June 2014 will be the fortieth anniversary of my first publication with Tom Asimakopulos who was my principal PhD supervisor at McGill. You can all read and my CV is public information. Inspection of it reveals that I have written on too wide a variety of topics with many co-authors over the past four decades.
Economics teaches us about the advantages of monopoly power and researchers who focus on a particular area of economics and make themselves one of the world’s experts in that area do much better than those, like me, who work on whatever happens to interest them year by year. You have given an old man an opportunity to talk and old men tell stories. Here is the story of a paper that will be published by the Canadian Journal of Economics (CJE) later this year.
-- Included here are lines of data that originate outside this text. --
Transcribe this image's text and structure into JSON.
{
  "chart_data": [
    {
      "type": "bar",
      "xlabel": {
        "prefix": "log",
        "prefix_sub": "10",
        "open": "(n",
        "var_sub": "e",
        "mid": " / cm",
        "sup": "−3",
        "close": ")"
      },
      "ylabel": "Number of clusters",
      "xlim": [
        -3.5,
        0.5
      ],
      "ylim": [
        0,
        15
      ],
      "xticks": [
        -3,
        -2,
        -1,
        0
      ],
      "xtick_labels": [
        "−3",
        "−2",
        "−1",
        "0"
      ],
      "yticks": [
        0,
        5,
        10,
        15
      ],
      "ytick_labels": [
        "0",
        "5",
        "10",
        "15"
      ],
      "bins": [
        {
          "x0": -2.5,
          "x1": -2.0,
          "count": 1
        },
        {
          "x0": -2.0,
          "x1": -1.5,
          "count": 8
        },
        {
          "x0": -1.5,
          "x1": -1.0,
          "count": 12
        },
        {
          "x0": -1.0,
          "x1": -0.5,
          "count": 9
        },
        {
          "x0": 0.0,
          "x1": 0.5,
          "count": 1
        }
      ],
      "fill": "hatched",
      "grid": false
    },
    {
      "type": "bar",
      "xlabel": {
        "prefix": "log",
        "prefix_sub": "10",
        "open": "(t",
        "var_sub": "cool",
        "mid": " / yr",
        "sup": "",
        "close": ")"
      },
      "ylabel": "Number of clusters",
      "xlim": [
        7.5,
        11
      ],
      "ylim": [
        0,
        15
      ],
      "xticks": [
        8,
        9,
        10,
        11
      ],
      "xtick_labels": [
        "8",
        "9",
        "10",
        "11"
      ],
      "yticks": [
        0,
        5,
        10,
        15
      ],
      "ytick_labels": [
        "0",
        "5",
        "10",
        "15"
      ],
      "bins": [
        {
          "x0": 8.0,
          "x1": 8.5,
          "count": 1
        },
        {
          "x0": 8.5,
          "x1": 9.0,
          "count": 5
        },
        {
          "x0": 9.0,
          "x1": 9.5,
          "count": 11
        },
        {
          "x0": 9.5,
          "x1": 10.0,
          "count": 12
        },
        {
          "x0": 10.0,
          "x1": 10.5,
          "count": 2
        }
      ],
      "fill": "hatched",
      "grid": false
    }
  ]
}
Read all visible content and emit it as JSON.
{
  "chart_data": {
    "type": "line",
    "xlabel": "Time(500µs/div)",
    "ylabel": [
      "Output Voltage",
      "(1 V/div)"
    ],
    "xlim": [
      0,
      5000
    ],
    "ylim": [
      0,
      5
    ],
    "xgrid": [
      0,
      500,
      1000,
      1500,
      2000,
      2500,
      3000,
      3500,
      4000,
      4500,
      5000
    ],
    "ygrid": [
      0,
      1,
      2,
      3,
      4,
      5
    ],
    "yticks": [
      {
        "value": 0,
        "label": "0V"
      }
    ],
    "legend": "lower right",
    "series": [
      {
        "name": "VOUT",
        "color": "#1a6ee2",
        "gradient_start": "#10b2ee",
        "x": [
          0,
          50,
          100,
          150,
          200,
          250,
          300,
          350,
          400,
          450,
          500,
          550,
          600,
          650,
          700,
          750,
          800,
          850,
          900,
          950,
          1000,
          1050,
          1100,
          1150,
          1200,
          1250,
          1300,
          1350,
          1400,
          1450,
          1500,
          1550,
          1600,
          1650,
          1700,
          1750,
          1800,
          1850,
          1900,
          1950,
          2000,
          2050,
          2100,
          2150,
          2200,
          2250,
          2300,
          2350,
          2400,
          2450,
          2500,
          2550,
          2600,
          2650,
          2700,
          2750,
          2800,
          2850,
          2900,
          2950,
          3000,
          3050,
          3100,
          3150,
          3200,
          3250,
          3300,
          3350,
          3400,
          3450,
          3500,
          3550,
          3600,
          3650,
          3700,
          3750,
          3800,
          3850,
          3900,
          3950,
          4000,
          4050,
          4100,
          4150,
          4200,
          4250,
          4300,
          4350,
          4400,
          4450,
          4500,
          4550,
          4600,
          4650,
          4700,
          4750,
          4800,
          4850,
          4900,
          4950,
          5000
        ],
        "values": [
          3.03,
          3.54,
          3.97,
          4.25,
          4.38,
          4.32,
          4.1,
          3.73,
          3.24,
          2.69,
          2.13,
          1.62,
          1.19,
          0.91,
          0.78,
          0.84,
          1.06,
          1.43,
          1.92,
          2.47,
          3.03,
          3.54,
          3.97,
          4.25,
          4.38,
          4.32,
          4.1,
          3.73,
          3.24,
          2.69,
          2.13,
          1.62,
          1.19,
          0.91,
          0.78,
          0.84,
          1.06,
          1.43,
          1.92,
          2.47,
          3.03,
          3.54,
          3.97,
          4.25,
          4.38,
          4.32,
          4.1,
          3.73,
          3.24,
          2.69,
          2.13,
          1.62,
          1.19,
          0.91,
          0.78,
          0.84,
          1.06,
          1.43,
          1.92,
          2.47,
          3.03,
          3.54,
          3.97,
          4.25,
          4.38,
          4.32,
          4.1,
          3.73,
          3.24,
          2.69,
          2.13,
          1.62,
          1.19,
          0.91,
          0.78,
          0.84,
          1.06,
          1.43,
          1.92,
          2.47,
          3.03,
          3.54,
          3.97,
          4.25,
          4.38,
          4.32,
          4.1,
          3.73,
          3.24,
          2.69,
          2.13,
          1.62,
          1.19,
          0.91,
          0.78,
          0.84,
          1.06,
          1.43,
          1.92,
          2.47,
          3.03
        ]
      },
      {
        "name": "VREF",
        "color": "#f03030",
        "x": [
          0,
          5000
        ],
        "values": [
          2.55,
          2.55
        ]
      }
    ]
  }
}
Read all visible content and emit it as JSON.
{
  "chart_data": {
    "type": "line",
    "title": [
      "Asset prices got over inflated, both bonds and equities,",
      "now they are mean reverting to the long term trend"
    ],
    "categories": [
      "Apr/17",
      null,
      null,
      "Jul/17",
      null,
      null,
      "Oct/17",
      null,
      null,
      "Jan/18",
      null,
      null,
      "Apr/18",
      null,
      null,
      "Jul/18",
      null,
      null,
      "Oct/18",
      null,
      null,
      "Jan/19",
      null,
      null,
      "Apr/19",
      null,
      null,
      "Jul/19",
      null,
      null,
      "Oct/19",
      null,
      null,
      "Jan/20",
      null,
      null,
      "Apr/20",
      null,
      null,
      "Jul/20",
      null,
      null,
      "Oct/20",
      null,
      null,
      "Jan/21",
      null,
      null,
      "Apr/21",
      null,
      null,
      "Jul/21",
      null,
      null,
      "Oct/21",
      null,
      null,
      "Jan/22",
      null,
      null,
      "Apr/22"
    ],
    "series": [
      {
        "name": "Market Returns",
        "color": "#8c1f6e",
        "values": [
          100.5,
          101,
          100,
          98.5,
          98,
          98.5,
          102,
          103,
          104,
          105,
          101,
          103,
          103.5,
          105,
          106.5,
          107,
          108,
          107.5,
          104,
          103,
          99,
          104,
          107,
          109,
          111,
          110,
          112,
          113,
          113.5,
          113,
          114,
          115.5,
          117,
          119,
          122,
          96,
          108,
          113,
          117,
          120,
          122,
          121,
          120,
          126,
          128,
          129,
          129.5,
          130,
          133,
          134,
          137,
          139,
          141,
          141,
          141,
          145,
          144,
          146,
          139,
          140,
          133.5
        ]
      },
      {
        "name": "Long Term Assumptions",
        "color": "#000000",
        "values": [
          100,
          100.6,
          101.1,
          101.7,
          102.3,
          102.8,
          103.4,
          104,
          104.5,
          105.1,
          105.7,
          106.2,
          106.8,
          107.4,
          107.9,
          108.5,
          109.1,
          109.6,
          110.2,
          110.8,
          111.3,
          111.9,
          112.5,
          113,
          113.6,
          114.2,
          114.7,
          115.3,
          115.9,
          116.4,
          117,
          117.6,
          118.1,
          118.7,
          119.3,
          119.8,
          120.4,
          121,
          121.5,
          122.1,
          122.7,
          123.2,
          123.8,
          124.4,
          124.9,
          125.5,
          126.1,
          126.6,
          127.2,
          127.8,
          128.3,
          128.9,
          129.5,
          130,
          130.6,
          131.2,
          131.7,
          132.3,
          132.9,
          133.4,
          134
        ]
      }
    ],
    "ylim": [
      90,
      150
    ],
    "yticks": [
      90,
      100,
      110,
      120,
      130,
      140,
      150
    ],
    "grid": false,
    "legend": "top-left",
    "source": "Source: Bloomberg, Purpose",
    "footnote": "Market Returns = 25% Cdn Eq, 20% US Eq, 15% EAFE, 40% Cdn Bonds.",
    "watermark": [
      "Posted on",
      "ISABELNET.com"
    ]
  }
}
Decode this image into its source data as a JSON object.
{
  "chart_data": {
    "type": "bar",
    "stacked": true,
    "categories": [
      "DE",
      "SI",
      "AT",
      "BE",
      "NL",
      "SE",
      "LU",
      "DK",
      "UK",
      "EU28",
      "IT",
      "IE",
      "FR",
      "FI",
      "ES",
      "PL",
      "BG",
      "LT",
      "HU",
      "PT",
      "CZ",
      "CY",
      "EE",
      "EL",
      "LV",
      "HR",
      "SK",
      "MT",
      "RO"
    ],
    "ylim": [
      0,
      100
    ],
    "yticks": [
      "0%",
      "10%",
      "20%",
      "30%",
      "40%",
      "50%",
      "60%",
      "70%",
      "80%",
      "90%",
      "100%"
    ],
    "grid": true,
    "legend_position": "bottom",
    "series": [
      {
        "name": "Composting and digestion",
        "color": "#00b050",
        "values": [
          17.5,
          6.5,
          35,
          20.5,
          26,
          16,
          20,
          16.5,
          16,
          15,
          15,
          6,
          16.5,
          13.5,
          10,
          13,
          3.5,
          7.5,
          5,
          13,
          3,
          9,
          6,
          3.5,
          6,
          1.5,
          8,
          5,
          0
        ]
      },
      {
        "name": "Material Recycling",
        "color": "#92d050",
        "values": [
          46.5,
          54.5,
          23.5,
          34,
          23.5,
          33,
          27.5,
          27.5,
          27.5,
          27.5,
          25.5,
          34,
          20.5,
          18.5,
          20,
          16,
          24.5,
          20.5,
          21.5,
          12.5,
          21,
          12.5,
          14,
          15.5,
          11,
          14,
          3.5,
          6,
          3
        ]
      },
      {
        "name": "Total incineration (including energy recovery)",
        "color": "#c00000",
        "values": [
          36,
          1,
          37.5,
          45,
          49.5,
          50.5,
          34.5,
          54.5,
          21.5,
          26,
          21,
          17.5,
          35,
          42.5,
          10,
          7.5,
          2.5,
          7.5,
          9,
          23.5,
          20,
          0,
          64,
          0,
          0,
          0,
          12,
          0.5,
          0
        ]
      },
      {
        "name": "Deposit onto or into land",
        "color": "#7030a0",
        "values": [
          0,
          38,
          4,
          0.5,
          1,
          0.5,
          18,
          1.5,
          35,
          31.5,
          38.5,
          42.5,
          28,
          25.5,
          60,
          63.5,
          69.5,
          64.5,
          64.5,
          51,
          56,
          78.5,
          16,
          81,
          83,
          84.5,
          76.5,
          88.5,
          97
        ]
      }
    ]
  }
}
As an application of income and substitution effects second-year micro instructors will often use a two-period consumption diagram to show that an interest tax is inefficient relative to either a proportional earnings tax or a proportional consumption tax; for the same tax revenue raised it leads to lower utility. I have used numerical simulations to teach my courses for about thirty years. In a graduate class at McMaster in the late 1980s I used a numerical simulation of a two-period model to show the students something everyone knew — an interest tax is inefficient relative to earnings or consumption taxes. With a leisure, as well as a consumption, choice in the model we discovered examples where an interest tax improves the efficiency of a wage tax or consumption tax.
Trying to understand the role of interest taxation in life-cycle models led eventually to an article on distance functions by Angus Deaton in the 1979 Review of Economic Studies. Using Deaton’s framework, the students and I published an article on optimal taxation in a life-cycle model in the 1992 CJE. Subsequently Besley and Jewitt (Journal of Public Economics 1995) showed that Deaton did not get the necessary and sufficient conditions for the efficiency of uniform commodity taxation quite right and I realized that there were mistakes in our 1992 article on taxation in a life-cycle model in the CJE. After 1995, new articles on interest taxation appeared in the Journal of Economic Theory and the American Economic Review but these papers also didn’t quite capture the way interest taxation actually works. It is my hope that the paper coming out in the CJE later this year sets the record straight.
A pdf of “Using distance functions to understand interest taxation” is on my web site. Section 2 of this paper is currently being used to torture Winter 2014 Econ 401 students with distance functions. The lead footnote thanks Simon Chen, a student in the Winter 2013 Econ 401 class, and now a graduate student at MIT. Simon found an error in the paper which has been corrected – thank you Simon!